Via The Hot Button, comes news of research from the University of Illinois on alcohol and intelligence.
Researchers suggest that the moderate levels of alcohol “loosened up” a person’s focus, allowing them to solve intuitive and creative word association problems, while the sober participants were more rigid in their problem-solving. In the study, both groups watched an animated movie. Afterward, they were given this test: They saw three words on a screen and then had to come up with a fourth that could form a phase with each of them. (Example: For peach, arm and tar, the response would be pit.)
Science News has a little more and the (gated) paper is here.
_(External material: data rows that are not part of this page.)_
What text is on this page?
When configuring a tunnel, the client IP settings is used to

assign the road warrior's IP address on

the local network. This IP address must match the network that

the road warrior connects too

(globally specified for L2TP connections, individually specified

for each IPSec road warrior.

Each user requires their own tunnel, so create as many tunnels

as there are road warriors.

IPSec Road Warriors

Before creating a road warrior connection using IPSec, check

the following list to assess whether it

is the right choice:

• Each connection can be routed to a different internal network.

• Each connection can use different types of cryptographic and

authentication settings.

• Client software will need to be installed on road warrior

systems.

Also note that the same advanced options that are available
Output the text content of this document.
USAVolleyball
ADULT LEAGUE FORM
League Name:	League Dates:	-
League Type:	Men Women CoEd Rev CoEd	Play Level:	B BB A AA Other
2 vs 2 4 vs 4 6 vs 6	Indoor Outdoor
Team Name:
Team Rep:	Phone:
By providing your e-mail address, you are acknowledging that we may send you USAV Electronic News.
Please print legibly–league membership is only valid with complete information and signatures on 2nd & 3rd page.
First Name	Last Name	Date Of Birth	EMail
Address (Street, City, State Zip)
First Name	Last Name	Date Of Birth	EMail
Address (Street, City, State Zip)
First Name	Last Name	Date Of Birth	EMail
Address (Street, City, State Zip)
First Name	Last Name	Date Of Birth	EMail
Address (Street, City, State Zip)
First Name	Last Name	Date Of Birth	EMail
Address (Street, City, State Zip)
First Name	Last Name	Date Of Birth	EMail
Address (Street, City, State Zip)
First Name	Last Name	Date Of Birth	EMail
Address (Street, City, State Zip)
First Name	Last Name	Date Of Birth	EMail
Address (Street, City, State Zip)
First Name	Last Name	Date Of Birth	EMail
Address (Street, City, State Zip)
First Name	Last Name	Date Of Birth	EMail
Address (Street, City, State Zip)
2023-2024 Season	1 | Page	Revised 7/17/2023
The abstract of the paper:

That alcohol provides a benefit to creative processes has long been assumed by popular culture, but to date has not been tested. The current experiment tested the effects of moderate alcohol intoxication on a common creative problem solving task, the Remote Associates Test (RAT). Individuals were brought to a blood alcohol content of approximately .075, and, after reaching peak intoxication, completed a battery of RAT items. Intoxicated individuals solved more RAT items, in less time, and were more likely to perceive their solutions as the result of a sudden insight. Results are interpreted from an attentional control perspective.

I have discussed how 'controlled distraction' is one key to creative thinking and it is interesting to see more on the subject.